Using simple language and drawing close to society’s “discarded,” Pope Francis lived up to his name. Strengthening the ancient tradition of Popes who offer charity to those in need, he reached out to those on the margins: the poor, the sick, the homeless, the elderly, indigenous people, prisoners, people with disabilities, migrants, and refugees.

From the first day, he presented himself to the world as the “Bishop of Rome,” a priest and pastor. In a general audience in 2023, he declared, “Apostolic zeal is never a mere repetition of an acquired style but a testimony that the Gospel is alive here, for us, today. Being aware of this, let us look, therefore, at our time and our culture as a gift. They are ours, and evangelizing them does not mean judging them from afar or standing on a balcony shouting the name of Jesus, but going down to the streets, to the places where people live, frequenting the spaces where they suffer, work, study, and reflect, inhabiting the corners where human beings share what gives meaning to their lives.”

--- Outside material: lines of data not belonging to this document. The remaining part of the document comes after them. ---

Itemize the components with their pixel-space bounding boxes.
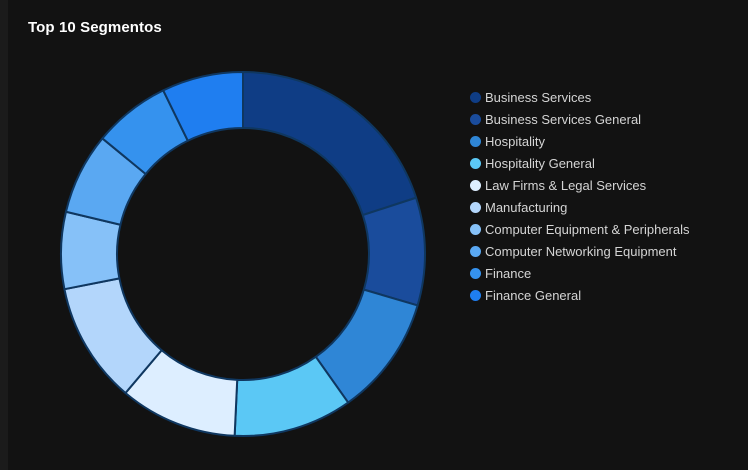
chart-title: Top 10 Segmentos bbox=[28, 19, 162, 36]
legend-item[interactable]: Hospitality bbox=[470, 130, 690, 152]
legend-swatch bbox=[470, 201, 481, 213]
legend-swatch bbox=[470, 223, 481, 235]
legend-swatch bbox=[470, 91, 481, 103]
legend-item[interactable]: Law Firms & Legal Services bbox=[470, 174, 690, 196]
legend-swatch bbox=[470, 179, 481, 191]
legend-item[interactable]: Business Services General bbox=[470, 108, 690, 130]
legend-swatch bbox=[470, 245, 481, 257]
legend-label: Law Firms & Legal Services bbox=[485, 177, 647, 193]
legend-item[interactable]: Hospitality General bbox=[470, 152, 690, 174]
legend-swatch bbox=[470, 157, 481, 169]
legend-label: Computer Networking Equipment bbox=[485, 243, 677, 259]
legend-label: Finance General bbox=[485, 287, 582, 303]
legend-label: Hospitality bbox=[485, 133, 545, 149]
legend-item[interactable]: Computer Equipment & Peripherals bbox=[470, 218, 690, 240]
legend-swatch bbox=[470, 289, 481, 301]
donut-slice-1[interactable] bbox=[242, 71, 418, 217]
legend-item[interactable]: Finance General bbox=[470, 284, 690, 306]
legend-label: Business Services bbox=[485, 89, 592, 105]
legend-label: Finance bbox=[485, 265, 532, 281]
legend-swatch bbox=[470, 135, 481, 147]
legend-swatch bbox=[470, 113, 481, 125]
legend-swatch bbox=[470, 267, 481, 279]
legend-item[interactable]: Business Services bbox=[470, 86, 690, 108]
legend-item[interactable]: Computer Networking Equipment bbox=[470, 240, 690, 262]
legend-label: Hospitality General bbox=[485, 155, 595, 171]
legend-label: Business Services General bbox=[485, 111, 642, 127]
legend-label: Computer Equipment & Peripherals bbox=[485, 221, 690, 237]
chart-legend: Business Services Business Services Gener… bbox=[470, 86, 690, 306]
legend-item[interactable]: Finance bbox=[470, 262, 690, 284]
legend-item[interactable]: Manufacturing bbox=[470, 196, 690, 218]
donut-slice-10[interactable] bbox=[162, 71, 244, 142]
donut-slice-2[interactable] bbox=[361, 196, 426, 307]
legend-label: Manufacturing bbox=[485, 199, 568, 215]
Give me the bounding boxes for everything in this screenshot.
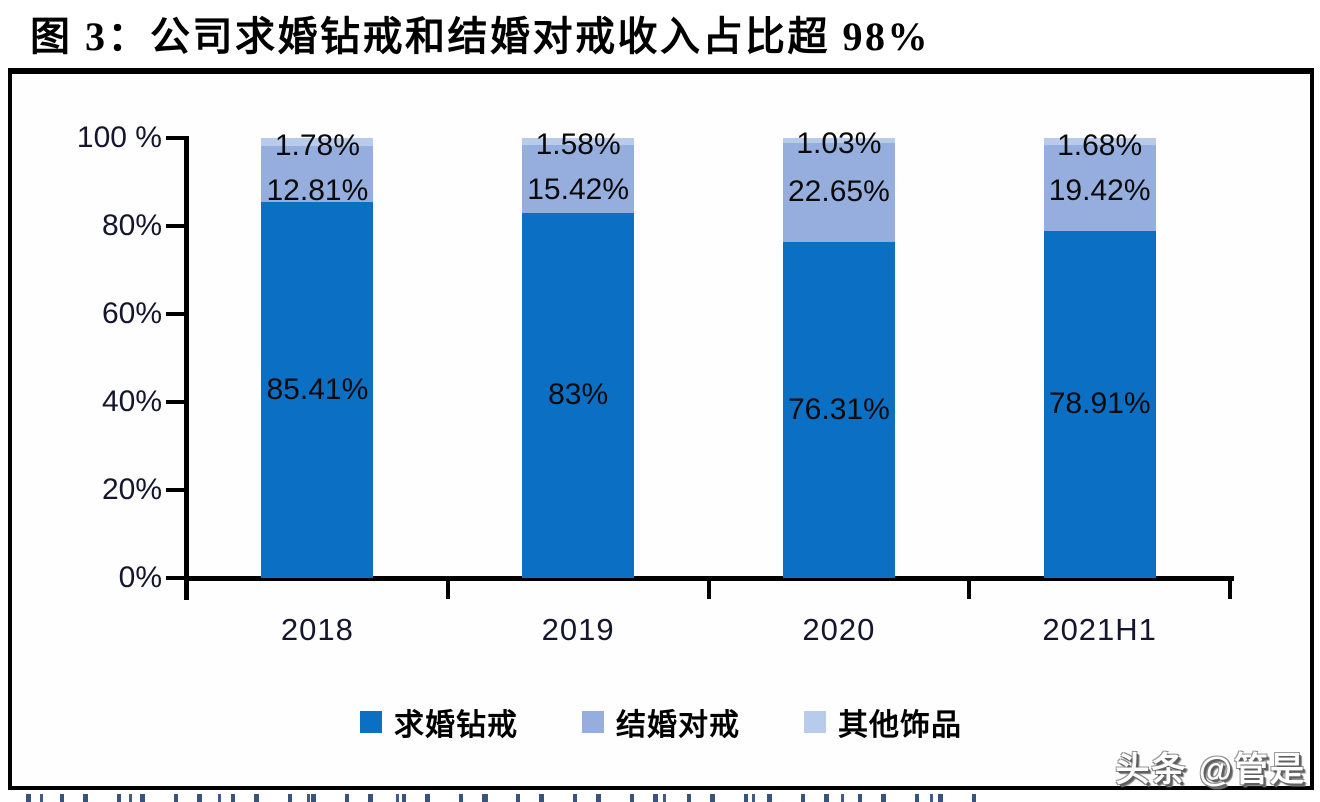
data-label-proposal-diamond-ring-2018: 85.41% <box>266 373 369 407</box>
bar-2021H1-segment-proposal-diamond-ring <box>1043 230 1156 578</box>
data-label-proposal-diamond-ring-2019: 83% <box>548 378 609 412</box>
x-category-label: 2020 <box>802 612 876 647</box>
y-tick-label: 40% <box>101 385 162 418</box>
y-tick <box>166 312 187 316</box>
data-label-proposal-diamond-ring-2021H1: 78.91% <box>1048 387 1151 421</box>
x-tick <box>185 578 189 599</box>
watermark-toutiao: 头条 @管是 <box>1115 751 1306 789</box>
figure-title: 图 3：公司求婚钻戒和结婚对戒收入占比超 98% <box>30 14 930 59</box>
x-category-label: 2019 <box>541 612 615 647</box>
y-tick-label: 60% <box>101 297 162 330</box>
data-label-other-jewelry-2020: 1.03% <box>796 127 882 161</box>
y-axis-line <box>184 136 189 600</box>
data-label-wedding-band-2018: 12.81% <box>266 173 369 207</box>
bar-2019-segment-proposal-diamond-ring <box>522 212 635 578</box>
data-label-other-jewelry-2018: 1.78% <box>274 128 360 162</box>
data-label-wedding-band-2019: 15.42% <box>527 173 629 207</box>
bar-2021H1-segment-wedding-band <box>1043 145 1156 231</box>
data-label-proposal-diamond-ring-2020: 76.31% <box>788 393 890 427</box>
data-label-other-jewelry-2019: 1.58% <box>535 128 621 162</box>
legend-label-wedding-band: 结婚对戒 <box>616 709 740 742</box>
x-tick <box>445 578 450 599</box>
legend-swatch-wedding-band <box>582 711 604 733</box>
bar-2019-segment-other-jewelry <box>522 138 635 145</box>
bar-2018-segment-proposal-diamond-ring <box>261 202 374 578</box>
x-tick <box>967 578 972 599</box>
bar-2019-segment-wedding-band <box>522 144 635 213</box>
x-tick <box>706 578 711 599</box>
legend-swatch-other-jewelry <box>804 711 826 733</box>
y-tick <box>166 400 187 404</box>
legend-label-proposal-diamond-ring: 求婚钻戒 <box>394 709 518 742</box>
y-tick-label: 80% <box>101 209 162 242</box>
bar-2018-segment-other-jewelry <box>261 138 374 146</box>
y-tick-label: 0% <box>118 561 162 594</box>
x-tick <box>1228 578 1232 599</box>
y-tick <box>166 136 187 140</box>
bar-2018-segment-wedding-band <box>261 145 374 203</box>
legend-swatch-proposal-diamond-ring <box>360 711 382 733</box>
y-tick-label: 20% <box>101 473 162 506</box>
y-tick <box>166 224 187 228</box>
y-tick <box>166 576 187 580</box>
cutoff-text-fragments <box>26 794 986 802</box>
bar-2020-segment-other-jewelry <box>782 138 895 143</box>
bar-2020-segment-proposal-diamond-ring <box>782 242 895 578</box>
x-category-label: 2018 <box>280 612 354 647</box>
legend-item-wedding-band: 结婚对戒 <box>582 700 740 744</box>
bar-2021H1-segment-other-jewelry <box>1043 137 1156 146</box>
data-label-wedding-band-2020: 22.65% <box>788 175 890 209</box>
legend-item-proposal-diamond-ring: 求婚钻戒 <box>360 700 518 744</box>
chart-legend: 求婚钻戒 结婚对戒 其他饰品 <box>8 700 1314 744</box>
bar-2020-segment-wedding-band <box>782 142 895 243</box>
y-tick <box>166 488 187 492</box>
y-tick-label: 100 % <box>76 121 162 154</box>
legend-label-other-jewelry: 其他饰品 <box>838 709 962 742</box>
data-label-wedding-band-2021H1: 19.42% <box>1048 173 1151 207</box>
x-category-label: 2021H1 <box>1042 612 1157 647</box>
data-label-other-jewelry-2021H1: 1.68% <box>1057 128 1143 162</box>
legend-item-other-jewelry: 其他饰品 <box>804 700 962 744</box>
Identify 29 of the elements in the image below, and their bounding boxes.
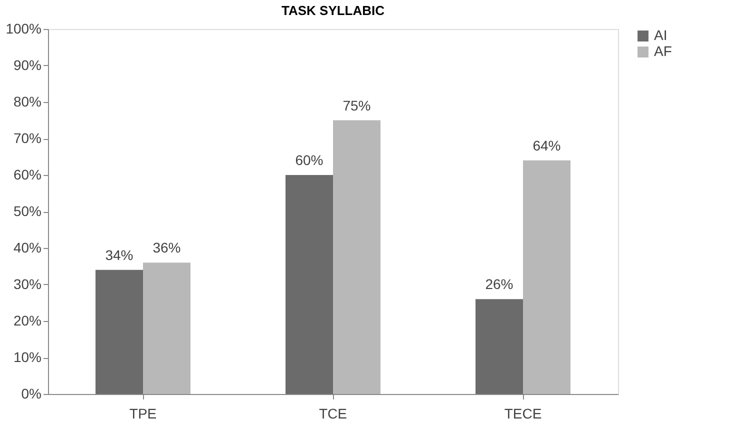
y-tick-label: 80%	[13, 94, 42, 110]
bar	[523, 160, 570, 394]
data-label: 26%	[485, 276, 514, 292]
bar	[286, 175, 333, 394]
y-tick-label: 0%	[21, 386, 42, 402]
y-tick-label: 30%	[13, 276, 42, 292]
bar	[143, 262, 190, 394]
y-tick-label: 50%	[13, 203, 42, 219]
data-label: 36%	[152, 240, 181, 256]
legend-label: AI	[654, 27, 668, 43]
legend-label: AF	[654, 43, 672, 59]
data-label: 60%	[295, 152, 324, 168]
y-tick-label: 40%	[13, 240, 42, 256]
chart-title: TASK SYLLABIC	[281, 3, 386, 18]
bar	[333, 120, 380, 394]
x-tick-label: TCE	[319, 406, 347, 422]
x-tick-label: TPE	[129, 406, 157, 422]
y-tick-label: 90%	[13, 57, 42, 73]
data-label: 64%	[532, 137, 561, 154]
data-label: 75%	[342, 97, 371, 114]
y-tick-label: 70%	[13, 130, 42, 146]
data-label: 34%	[105, 246, 134, 263]
y-tick-label: 10%	[13, 349, 42, 365]
bar	[476, 299, 523, 394]
bar	[96, 270, 143, 394]
x-tick-label: TECE	[504, 406, 542, 422]
y-tick-label: 100%	[6, 20, 42, 36]
y-tick-label: 60%	[13, 166, 42, 182]
y-tick-label: 20%	[13, 312, 42, 328]
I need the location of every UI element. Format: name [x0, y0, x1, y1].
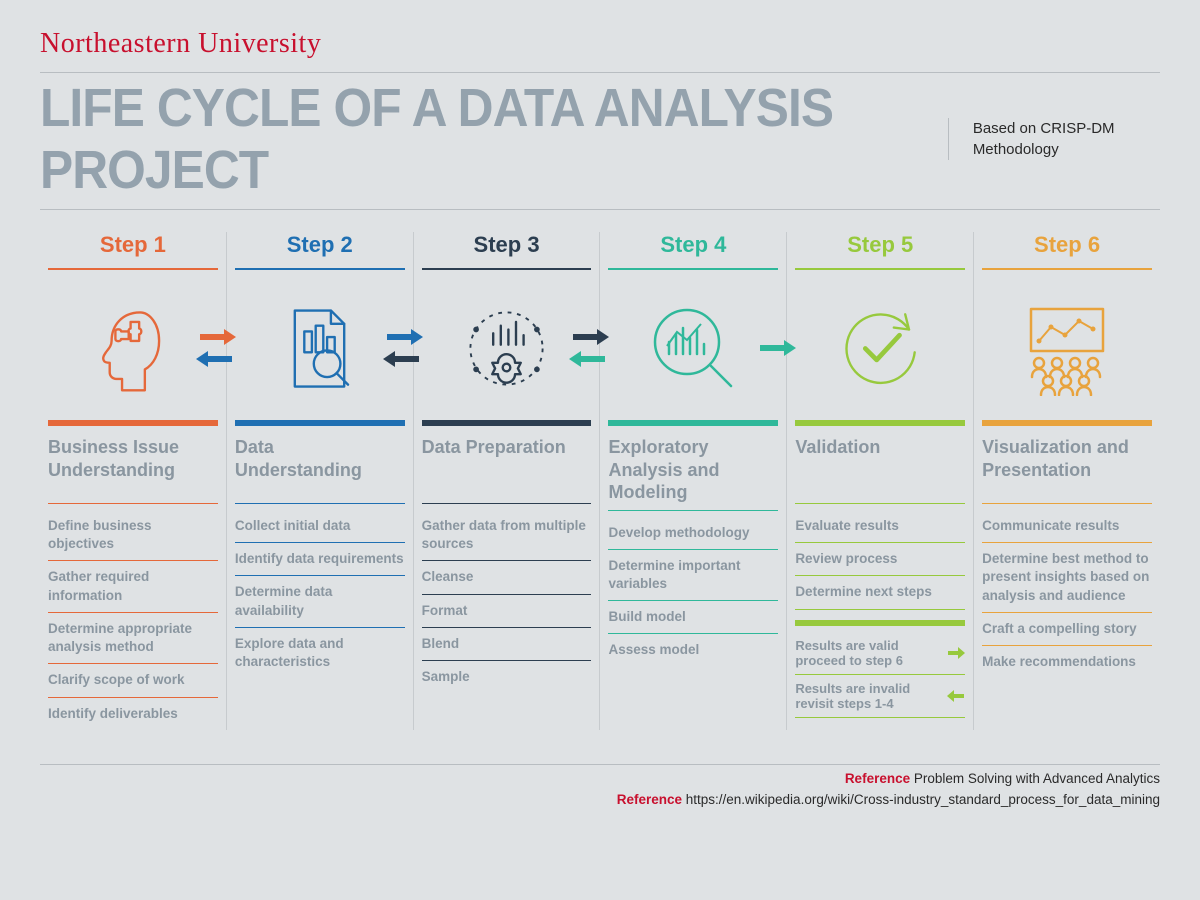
step-column-4: Step 4 Exploratory Analysis and Modeling… [599, 232, 786, 730]
step-column-6: Step 6 Visualization and Presentation Com… [973, 232, 1160, 730]
flow-arrow-icon [383, 328, 427, 368]
main-title: LIFE CYCLE OF A DATA ANALYSIS PROJECT [40, 77, 875, 201]
steps-row: Step 1 Business Issue Understanding Defin… [40, 232, 1160, 730]
check-cycle-icon [795, 288, 965, 408]
task-item: Make recommendations [982, 646, 1152, 678]
task-item: Craft a compelling story [982, 613, 1152, 646]
presentation-icon [982, 288, 1152, 408]
task-item: Review process [795, 543, 965, 576]
flow-arrow-icon [569, 328, 613, 368]
step-label: Step 2 [235, 232, 405, 264]
divider-mid [40, 209, 1160, 210]
task-item: Determine appropriate analysis method [48, 613, 218, 664]
task-item: Cleanse [422, 561, 592, 594]
step-title: Exploratory Analysis and Modeling [608, 436, 778, 511]
step-column-1: Step 1 Business Issue Understanding Defin… [40, 232, 226, 730]
decision-arrow-icon [947, 689, 965, 703]
task-item: Determine next steps [795, 576, 965, 609]
step-label: Step 6 [982, 232, 1152, 264]
title-row: LIFE CYCLE OF A DATA ANALYSIS PROJECT Ba… [40, 73, 1160, 209]
task-item: Identify data requirements [235, 543, 405, 576]
step-label: Step 5 [795, 232, 965, 264]
task-item: Gather data from multiple sources [422, 510, 592, 561]
task-item: Sample [422, 661, 592, 693]
task-item: Determine best method to present insight… [982, 543, 1152, 613]
step-title: Business Issue Understanding [48, 436, 218, 504]
task-item: Determine important variables [608, 550, 778, 601]
step-title: Validation [795, 436, 965, 504]
magnify-chart-icon [608, 288, 778, 408]
decision-arrow-icon [947, 646, 965, 660]
step-title: Visualization and Presentation [982, 436, 1152, 504]
task-item: Communicate results [982, 510, 1152, 543]
reference-line: Reference https://en.wikipedia.org/wiki/… [40, 792, 1160, 807]
task-item: Clarify scope of work [48, 664, 218, 697]
flow-arrow-icon [196, 328, 240, 368]
flow-arrow-icon [756, 339, 800, 357]
head-puzzle-icon [48, 288, 218, 408]
task-item: Define business objectives [48, 510, 218, 561]
task-item: Build model [608, 601, 778, 634]
task-item: Assess model [608, 634, 778, 666]
university-name: Northeastern University [40, 28, 1160, 60]
reference-line: Reference Problem Solving with Advanced … [40, 771, 1160, 786]
task-item: Identify deliverables [48, 698, 218, 730]
task-item: Collect initial data [235, 510, 405, 543]
footer: Reference Problem Solving with Advanced … [40, 764, 1160, 807]
task-item: Evaluate results [795, 510, 965, 543]
step-column-3: Step 3 Data Preparation Gather data from … [413, 232, 600, 730]
step-column-2: Step 2 Data Understanding Collect initial… [226, 232, 413, 730]
divider-bottom [40, 764, 1160, 765]
decision-item: Results are invalid revisit steps 1-4 [795, 675, 965, 718]
step-label: Step 3 [422, 232, 592, 264]
step-label: Step 1 [48, 232, 218, 264]
subtitle: Based on CRISP-DM Methodology [948, 118, 1160, 160]
task-item: Blend [422, 628, 592, 661]
task-item: Determine data availability [235, 576, 405, 627]
task-item: Explore data and characteristics [235, 628, 405, 678]
gear-chart-icon [422, 288, 592, 408]
task-item: Gather required information [48, 561, 218, 612]
step-title: Data Preparation [422, 436, 592, 504]
task-item: Develop methodology [608, 517, 778, 550]
decision-item: Results are valid proceed to step 6 [795, 632, 965, 675]
step-column-5: Step 5 Validation Evaluate resultsReview … [786, 232, 973, 730]
document-chart-icon [235, 288, 405, 408]
task-item: Format [422, 595, 592, 628]
step-label: Step 4 [608, 232, 778, 264]
step-title: Data Understanding [235, 436, 405, 504]
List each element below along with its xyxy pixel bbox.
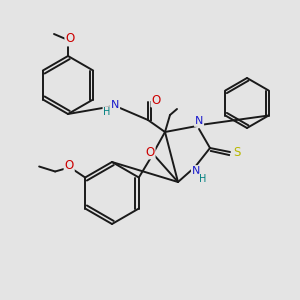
- Text: N: N: [111, 100, 119, 110]
- Text: H: H: [103, 107, 111, 117]
- Text: O: O: [64, 159, 74, 172]
- Text: O: O: [65, 32, 75, 46]
- Text: H: H: [199, 174, 207, 184]
- Text: N: N: [192, 166, 200, 176]
- Text: N: N: [195, 116, 203, 126]
- Text: O: O: [152, 94, 160, 106]
- Text: S: S: [233, 146, 241, 158]
- Text: O: O: [146, 146, 154, 158]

Prioritizing this pastoral zeal, he also sought to heal wounds with welcoming gestures for those who felt alienated from the Church, including people in second unions, members of the LGBTQ community, abuse victims, and others. Without changing Church doctrine on faith and morals, he applied Christ’s approach to the “lost sheep.”

The image of the Good Shepherd, he said in a general audience in May 2016, is that of “the shepherd who carries the lost sheep on his shoulders” and represents “Jesus’s care for sinners and God’s mercy, which does not accept losing anyone.” Christ’s closeness to sinners, Francis said, “should not scandalize us but rather lead us to a serious reflection on how we live our faith.”

In a bid to spiritually renew the Church and the world, Pope Francis declared a Jubilee Year of Mercy from 2015 to 2016. “Forgiveness is the most visible sign of the Father’s love, which Jesus wished to reveal throughout His life,” he wrote in the apostolic letter Misericordia et misera at the conclusion of the Extraordinary Jubilee. “Nothing a repentant sinner places before God’s mercy can remain without the embrace of His forgiveness.”